These contain an explicit list of which labels are satisfied in each state.
The first line lists the labels, assigning each one an index.
The remaining lines list indices of all states satisfying one or more labels,
followed by a list of the the indices of labels that that are satisfied in it.
This includes the built-in labels `"init"`

(initial states) and `deadlock`

(deadlock states).
An example is shown below, where, for example, both `"heads"`

and `"end"`

are satisfied in state 2.

0="init" 1="deadlock" 2="heads" 3="tails" 4="end"

0: 0

2: 2 4

3: 3 4

0: 0

2: 2 4

3: 3 4

Reward files contain an (optional) header, giving the name of the reward structure that generated it
and the type of rewards (state or transitions) stored in the file.
For state rewards, the information following this header is an explicit list of the (non-zero) state rewards.
The first line is of the form `n m`

where `n`

is the number of states in the model and `m`

is the number of non-zero state rewards.
The following `m`

lines are of the form `i r`

, denoting that the state reward for state `i`

is `r`

.

For the lec3.pm (6-state) DTMC example from above, we get rewards in 3 states (0, 4 and 5):

# Reward structure "r"

# State rewards

6 3

0 2

4 1

5 1

# State rewards

6 3

0 2

4 1

5 1

Files containing transition rewards, like those for state rewards, start with an (optional) header.

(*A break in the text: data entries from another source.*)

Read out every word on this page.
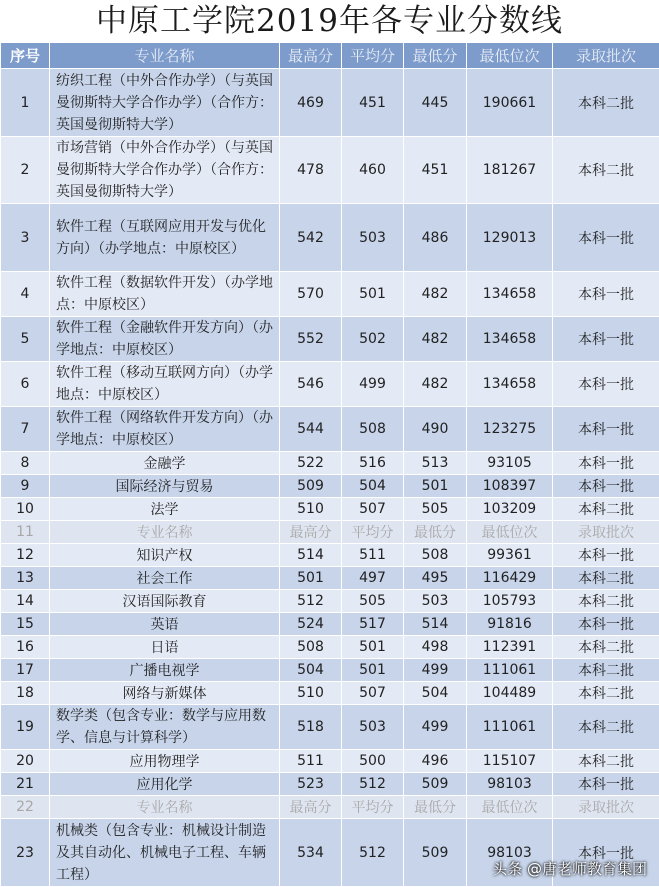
中原工学院2019年各专业分数线
序号	专业名称	最高分	平均分	最低分	最低位次	录取批次
1	纺织工程（中外合作办学）（与英国曼彻斯特大学合作办学）（合作方：英国曼彻斯特大学）	469	451	445	190661	本科二批
2	市场营销（中外合作办学）（与英国曼彻斯特大学合作办学）（合作方：英国曼彻斯特大学）	478	460	451	181267	本科二批
3	软件工程（互联网应用开发与优化方向）（办学地点：中原校区）	542	503	486	129013	本科一批
4	软件工程（数据软件开发）（办学地点：中原校区）	570	501	482	134658	本科一批
5	软件工程（金融软件开发方向）（办学地点：中原校区）	552	502	482	134658	本科一批
6	软件工程（移动互联网方向）（办学地点：中原校区）	546	499	482	134658	本科一批
7	软件工程（网络软件开发方向）（办学地点：中原校区）	544	508	490	123275	本科一批
8	金融学	522	516	513	93105	本科一批
9	国际经济与贸易	509	504	501	108397	本科一批
10	法学	510	507	505	103209	本科二批
11	专业名称	最高分	平均分	最低分	最低位次	录取批次
12	知识产权	514	511	508	99361	本科一批
13	社会工作	501	497	495	116429	本科二批
14	汉语国际教育	512	505	503	105793	本科二批
15	英语	524	517	514	91816	本科一批
16	日语	508	501	498	112391	本科二批
17	广播电视学	504	501	499	111061	本科二批
18	网络与新媒体	510	507	504	104489	本科二批
19	数学类（包含专业：数学与应用数学、信息与计算科学）	518	503	499	111061	本科二批
20	应用物理学	511	500	496	115107	本科二批
21	应用化学	523	512	509	98103	本科一批
22	专业名称	最高分	平均分	最低分	最低位次	录取批次
23	机械类（包含专业：机械设计制造及其自动化、机械电子工程、车辆工程）	534	512	509	98103	本科一批
头条 @唐老师教育集团
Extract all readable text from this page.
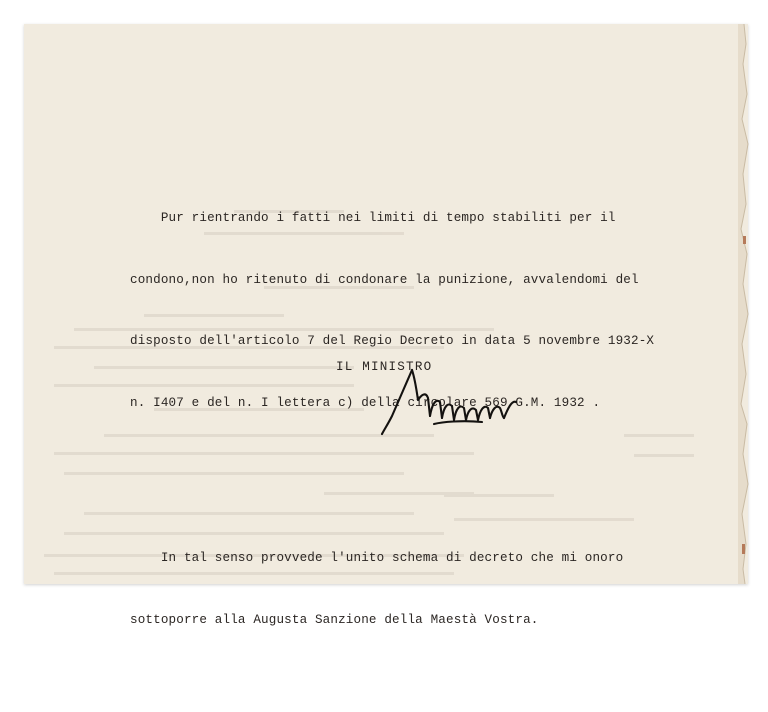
Pur rientrando i fatti nei limiti di tempo stabiliti per il

condono,non ho ritenuto di condonare la punizione, avvalendomi del

disposto dell'articolo 7 del Regio Decreto in data 5 novembre 1932-X

n. I407 e del n. I lettera c) della circolare 569 G.M. 1932 .

In tal senso provvede l'unito schema di decreto che mi onoro

sottoporre alla Augusta Sanzione della Maestà Vostra.

IL MINISTRO
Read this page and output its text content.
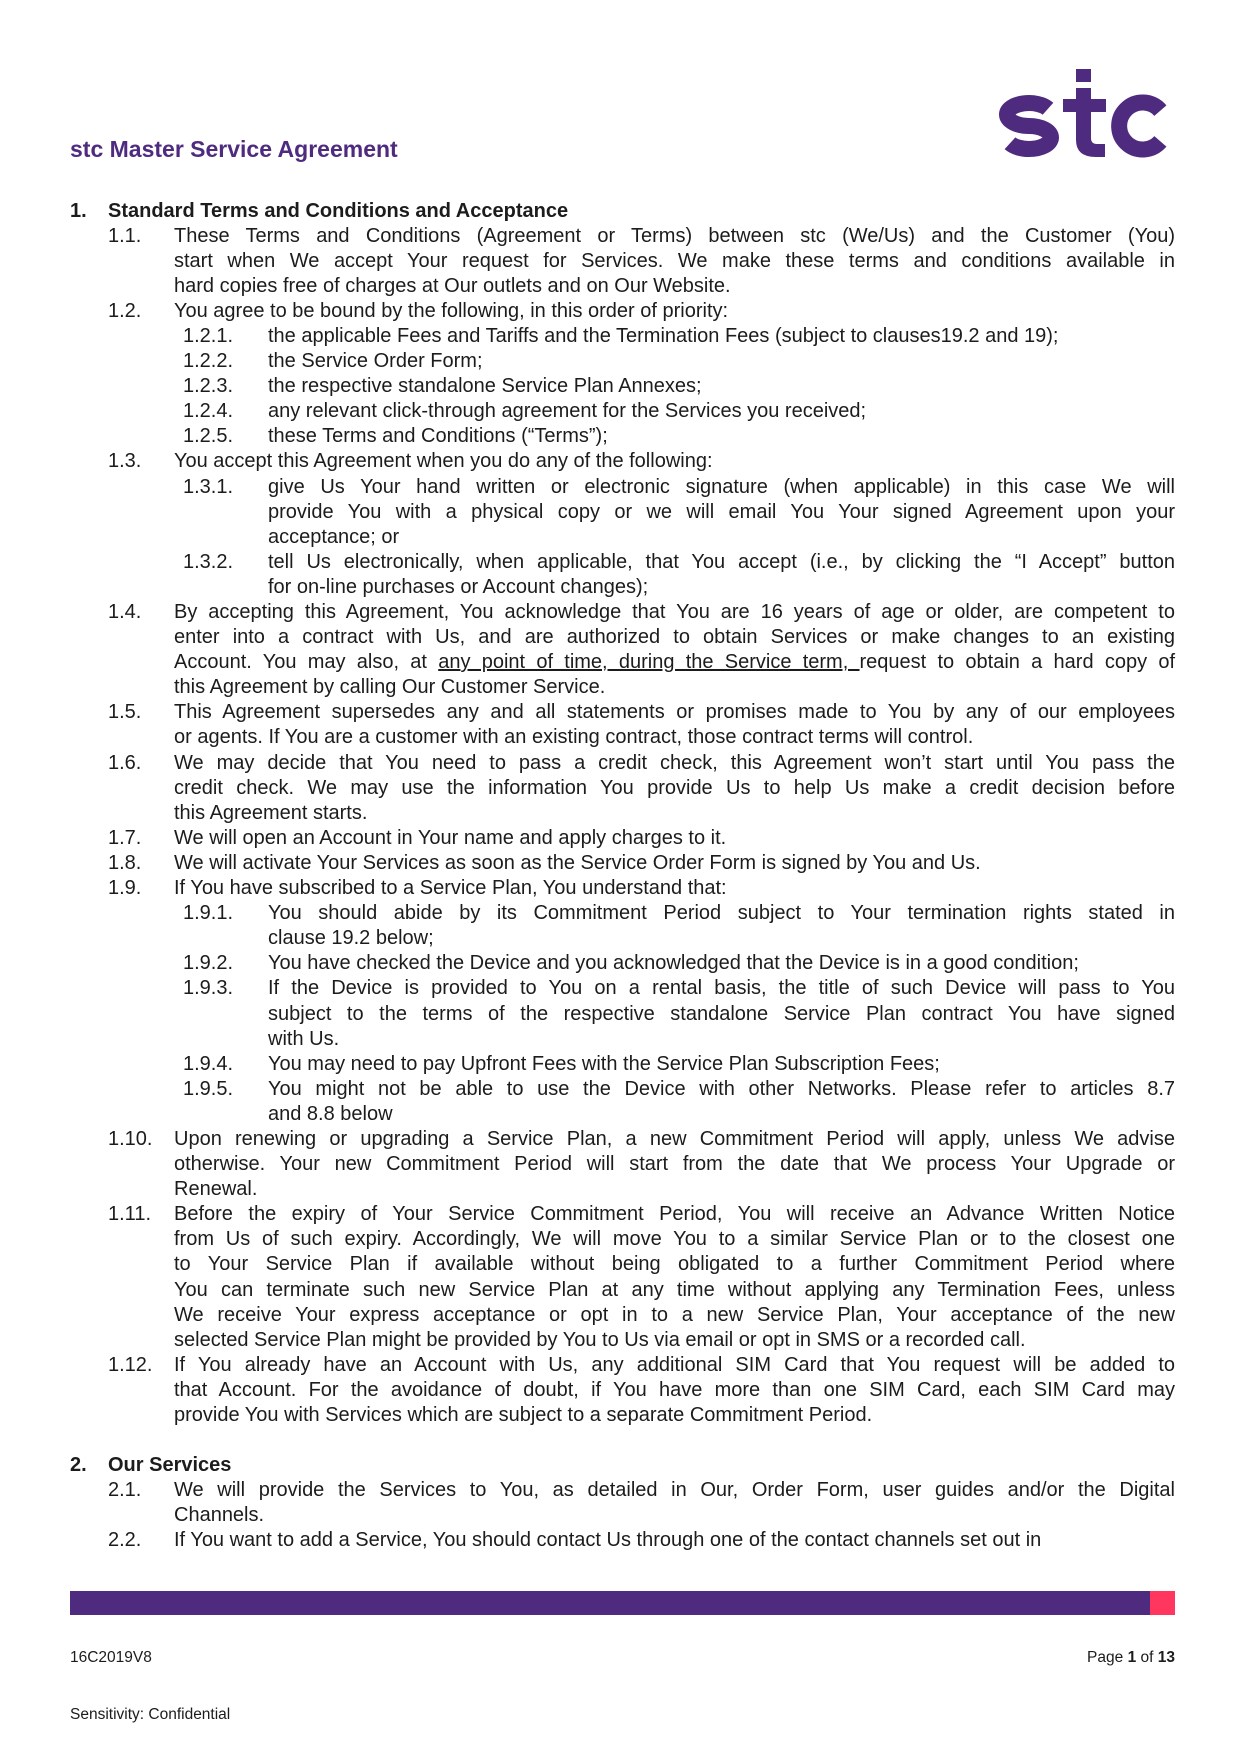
stc Master Service Agreement
1. Standard Terms and Conditions and Acceptance
1.1. These Terms and Conditions (Agreement or Terms) between stc (We/Us) and the Customer (You)
start when We accept Your request for Services. We make these terms and conditions available in
hard copies free of charges at Our outlets and on Our Website.
1.2. You agree to be bound by the following, in this order of priority:
1.2.1. the applicable Fees and Tariffs and the Termination Fees (subject to clauses19.2 and 19);
1.2.2. the Service Order Form;
1.2.3. the respective standalone Service Plan Annexes;
1.2.4. any relevant click-through agreement for the Services you received;
1.2.5. these Terms and Conditions (“Terms”);
1.3. You accept this Agreement when you do any of the following:
1.3.1. give Us Your hand written or electronic signature (when applicable) in this case We will
provide You with a physical copy or we will email You Your signed Agreement upon your
acceptance; or
1.3.2. tell Us electronically, when applicable, that You accept (i.e., by clicking the “I Accept” button
for on-line purchases or Account changes);
1.4. By accepting this Agreement, You acknowledge that You are 16 years of age or older, are competent to
enter into a contract with Us, and are authorized to obtain Services or make changes to an existing
Account. You may also, at any point of time, during the Service term, request to obtain a hard copy of
this Agreement by calling Our Customer Service.
1.5. This Agreement supersedes any and all statements or promises made to You by any of our employees
or agents. If You are a customer with an existing contract, those contract terms will control.
1.6. We may decide that You need to pass a credit check, this Agreement won’t start until You pass the
credit check. We may use the information You provide Us to help Us make a credit decision before
this Agreement starts.
1.7. We will open an Account in Your name and apply charges to it.
1.8. We will activate Your Services as soon as the Service Order Form is signed by You and Us.
1.9. If You have subscribed to a Service Plan, You understand that:
1.9.1. You should abide by its Commitment Period subject to Your termination rights stated in
clause 19.2 below;
1.9.2. You have checked the Device and you acknowledged that the Device is in a good condition;
1.9.3. If the Device is provided to You on a rental basis, the title of such Device will pass to You
subject to the terms of the respective standalone Service Plan contract You have signed
with Us.
1.9.4. You may need to pay Upfront Fees with the Service Plan Subscription Fees;
1.9.5. You might not be able to use the Device with other Networks. Please refer to articles 8.7
and 8.8 below
1.10. Upon renewing or upgrading a Service Plan, a new Commitment Period will apply, unless We advise
otherwise. Your new Commitment Period will start from the date that We process Your Upgrade or
Renewal.
1.11. Before the expiry of Your Service Commitment Period, You will receive an Advance Written Notice
from Us of such expiry. Accordingly, We will move You to a similar Service Plan or to the closest one
to Your Service Plan if available without being obligated to a further Commitment Period where
You can terminate such new Service Plan at any time without applying any Termination Fees, unless
We receive Your express acceptance or opt in to a new Service Plan, Your acceptance of the new
selected Service Plan might be provided by You to Us via email or opt in SMS or a recorded call.
1.12. If You already have an Account with Us, any additional SIM Card that You request will be added to
that Account. For the avoidance of doubt, if You have more than one SIM Card, each SIM Card may
provide You with Services which are subject to a separate Commitment Period.
2. Our Services
2.1. We will provide the Services to You, as detailed in Our, Order Form, user guides and/or the Digital
Channels.
2.2. If You want to add a Service, You should contact Us through one of the contact channels set out in
16C2019V8	Page 1 of 13
Sensitivity: Confidential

The rest of the file is formatted identically to transitions files (see above), except that probabilities/rates are replaced with reward values, and the number of transitions (the last number on the first line) is replaced with the number of non-zero transition rewards.

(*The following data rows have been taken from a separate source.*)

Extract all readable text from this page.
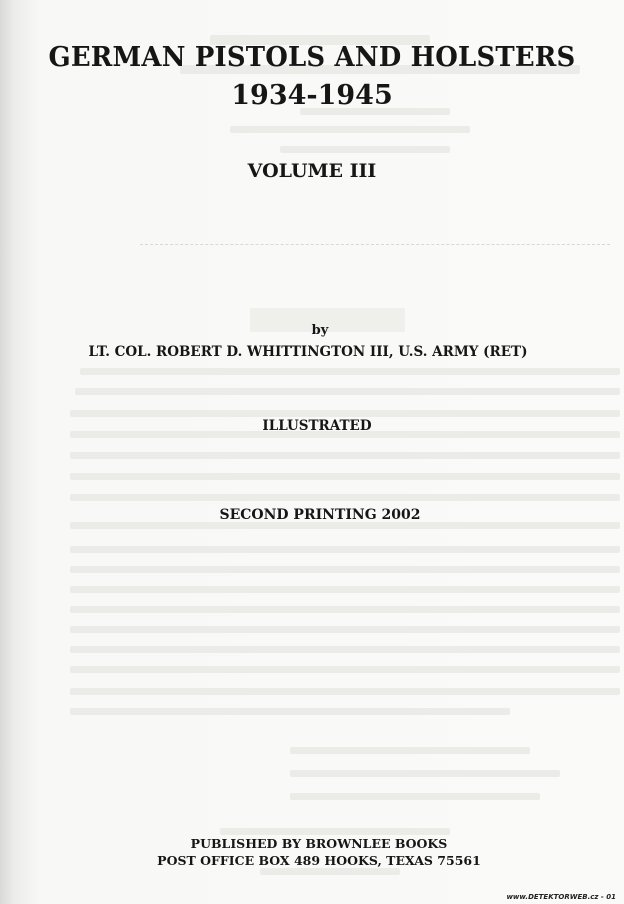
GERMAN PISTOLS AND HOLSTERS
1934-1945
VOLUME III
by
LT. COL. ROBERT D. WHITTINGTON III, U.S. ARMY (RET)
ILLUSTRATED
SECOND PRINTING 2002
PUBLISHED BY BROWNLEE BOOKS
POST OFFICE BOX 489 HOOKS, TEXAS 75561
www.DETEKTORWEB.cz - 01
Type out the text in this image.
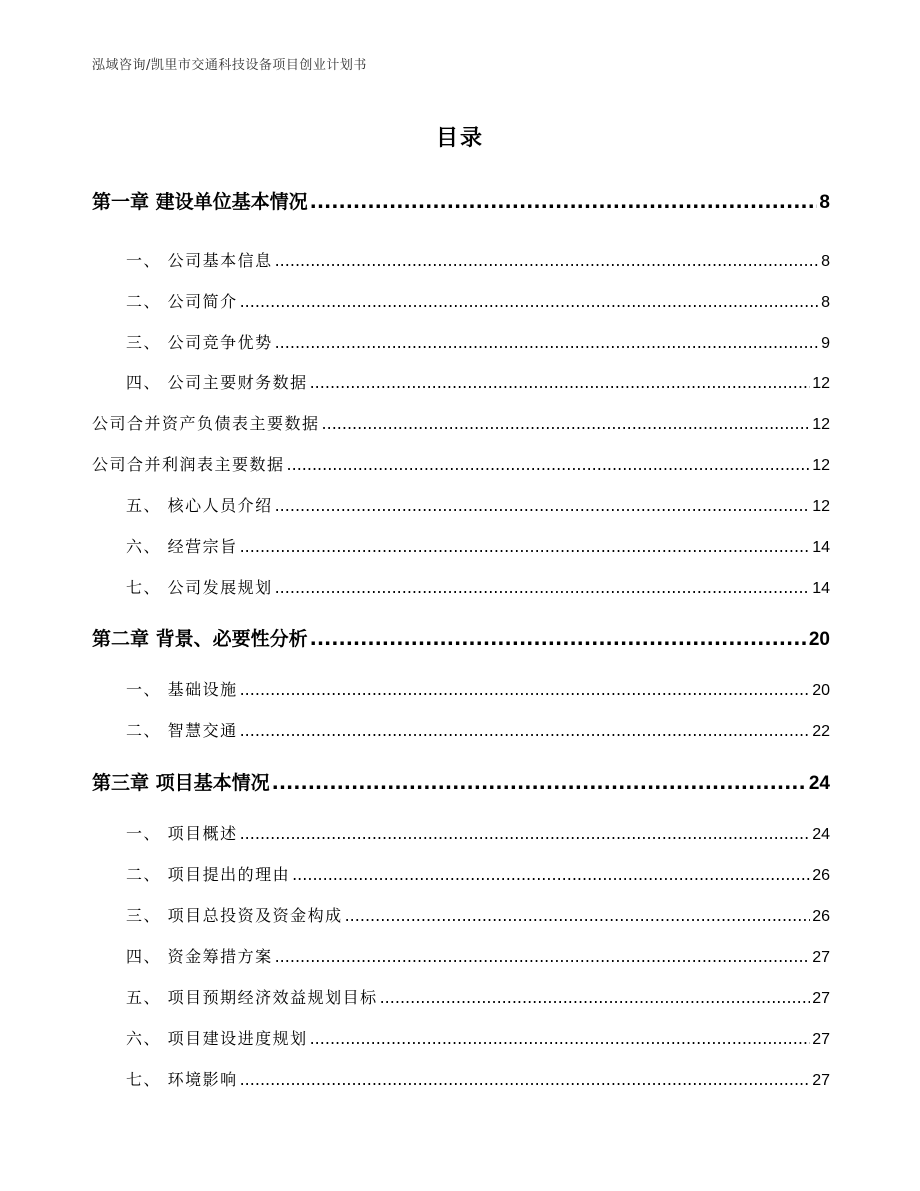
泓域咨询/凯里市交通科技设备项目创业计划书
目录
第一章 建设单位基本情况 .....	8
一、 公司基本信息 .....	8
二、 公司简介 .....	8
三、 公司竞争优势 .....	9
四、 公司主要财务数据 .....	12
公司合并资产负债表主要数据 .....	12
公司合并利润表主要数据 .....	12
五、 核心人员介绍 .....	12
六、 经营宗旨 .....	14
七、 公司发展规划 .....	14
第二章 背景、必要性分析 .....	20
一、 基础设施 .....	20
二、 智慧交通 .....	22
第三章 项目基本情况 .....	24
一、 项目概述 .....	24
二、 项目提出的理由 .....	26
三、 项目总投资及资金构成 .....	26
四、 资金筹措方案 .....	27
五、 项目预期经济效益规划目标 .....	27
六、 项目建设进度规划 .....	27
七、 环境影响 .....	27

For the lec3.pm (6-state) DTMC example from above, we get non-zero transition rewards on 4 transitions:

# Reward structure: "r"

# Transition rewards

6 4

1 0 1

1 2 1

1 4 1

2 5 2

# Transition rewards

6 4

1 0 1

1 2 1

1 4 1

2 5 2

And or the lec12mdpa.nm (4-state) MDP example, we get non-zero transition rewards on 4 transitions:

# Reward structure: "r"

# Transition rewards

4 5 4

1 0 2 6

1 0 3 6

1 1 0 5

1 1 1 5

# Transition rewards

4 5 4

1 0 2 6

1 0 3 6

1 1 0 5

1 1 1 5